Le Salon du livre de Montréal a pour moi toujours été une expérience surréelle. Voir tant de gens réunis pour une industrie qui peine à subsister me remplit toujours de fierté. Cette année, fidèle à mon habitude, je me suis pitchée dans le tas et je me suis laissée guider par ce que j’appelle mon instinct littéraire – instinct qui, disons-le, m’a rarement déçue. Au tournant d’un kiosque, j’ai reconnu au loin l’esthétique de Lino, l’un de mes illustrateurs préférés. En quatrième de couverte, cette phrase : « J’apprends aux pierres le mot aimer. » J’étais conquise.
La haute gastronomie littéraire
Un feu me hante de Jean-Marc La Frenière et illustré par nul autre que Lino fait partie de ces recueils qui changent une vie. Il se doit d’être lu lentement et chaque mot doit être dégusté comme on dégusterait chaque bouchée d’un mets gastronomique. Je vous laisse ici un extrait qui saura, je l’espère, vous mettre l’eau à la bouche.
« Il y a trop d’hommes avec la tête en majuscule et puis le cœur en minuscule, avec le rêve en pointillé et l’espérance en parenthèse. Ils croient voler en se montant la tête. La sensation du plein ne prouve que le vide. Demain est une promesse. Hier est un regret. Le temps n’a pas de montre mais des conjugaisons. D’autres vies sont possibles, d’autres mots, d’autres gestes. Il y a tant de routes pour un pas, tant de caresses pour un doigt, tant de langues pour un mot. Peu importe les pays, les frontières, nous sommes de partout. Le rêve n’a pas d’adresse pour recevoir son courrier. Le vent n’exige pas de nom pour caresser la peau. Le fleuve sort du lit sans demander sa route. »
La magie des mots
Je suis au départ une amoureuse de la prose littéraire et c’est la forme que La Frenière a choisi d’adopter pour mon plus grand plaisir. Ses mots poignardent et apaisent, un paradoxe des plus inusité. Il sait parler du banal en le rendant primordial.
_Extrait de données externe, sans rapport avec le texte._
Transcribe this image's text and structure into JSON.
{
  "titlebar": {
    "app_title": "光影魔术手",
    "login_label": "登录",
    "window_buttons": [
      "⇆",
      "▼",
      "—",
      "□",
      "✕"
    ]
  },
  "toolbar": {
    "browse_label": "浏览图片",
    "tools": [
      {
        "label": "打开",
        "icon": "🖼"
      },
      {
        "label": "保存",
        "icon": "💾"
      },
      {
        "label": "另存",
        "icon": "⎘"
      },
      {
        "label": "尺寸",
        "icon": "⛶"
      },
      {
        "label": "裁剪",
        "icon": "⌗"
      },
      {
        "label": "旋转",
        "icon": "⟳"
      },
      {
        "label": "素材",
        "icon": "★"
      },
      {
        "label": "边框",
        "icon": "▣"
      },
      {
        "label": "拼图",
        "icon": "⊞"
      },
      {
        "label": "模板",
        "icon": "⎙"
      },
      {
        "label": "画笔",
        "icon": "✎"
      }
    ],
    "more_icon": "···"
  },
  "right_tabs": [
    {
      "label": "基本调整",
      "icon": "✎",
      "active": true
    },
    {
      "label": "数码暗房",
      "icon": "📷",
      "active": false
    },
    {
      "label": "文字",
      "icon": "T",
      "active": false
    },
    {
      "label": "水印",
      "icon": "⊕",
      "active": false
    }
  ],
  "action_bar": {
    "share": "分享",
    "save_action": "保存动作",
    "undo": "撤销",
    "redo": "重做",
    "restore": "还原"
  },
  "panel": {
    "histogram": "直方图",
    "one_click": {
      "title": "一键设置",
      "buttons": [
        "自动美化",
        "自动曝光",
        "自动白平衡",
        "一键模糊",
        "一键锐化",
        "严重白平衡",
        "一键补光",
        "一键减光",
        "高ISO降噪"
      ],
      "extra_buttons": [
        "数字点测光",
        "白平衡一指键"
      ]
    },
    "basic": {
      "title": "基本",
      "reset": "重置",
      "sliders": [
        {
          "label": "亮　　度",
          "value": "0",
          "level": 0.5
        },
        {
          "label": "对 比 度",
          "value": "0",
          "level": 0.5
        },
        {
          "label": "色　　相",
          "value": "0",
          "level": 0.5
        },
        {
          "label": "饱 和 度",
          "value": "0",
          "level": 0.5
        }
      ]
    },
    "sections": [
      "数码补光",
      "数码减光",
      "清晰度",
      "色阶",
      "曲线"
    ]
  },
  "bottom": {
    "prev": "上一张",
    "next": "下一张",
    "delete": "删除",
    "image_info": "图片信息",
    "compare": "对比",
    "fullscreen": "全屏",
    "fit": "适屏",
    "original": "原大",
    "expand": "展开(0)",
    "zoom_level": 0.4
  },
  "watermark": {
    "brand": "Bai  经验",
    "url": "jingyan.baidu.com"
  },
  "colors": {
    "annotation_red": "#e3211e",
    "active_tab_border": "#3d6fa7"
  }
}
Parler du dur et le rendre doux. Il a une façon de jouer avec les mots qu’il m’a rarement été donné de voir.
Je dois l’avouer, ce fut un coup de foudre. C’est une lecture absolument majestueuse, qui m’a fait autant de bien à l’âme qu’une longue discussion emmitouflée dans une couverture chaude avec ma meilleure amie. Lino a su illustrer de magnifique façon les mots de La Frenière et a rendu sa prose encore plus parfaite, plus vivante. Ils abordent des sujets tels que l’amour, la peine, la joie et l’introspection, formant un mélange parfait de thèmes qui semblent pourtant aux antipodes les uns des autres.
Ce recueil est pour tous ceux qui, comme moi, aiment s’immerger dans l’esprit d’un autre, dans son fil de pensées qui illustre autant nos différences que nos ressemblances. Il est pour tous ceux qui aiment prendre leur temps, dévorer lentement une œuvre et en apprécier chaque parcelle, chaque mot, chaque illustration. Pour tous ceux qui aiment les mots et toute l’émotion qui peut en découler.
Et vous, quelle a été votre trouvaille au Salon du livre?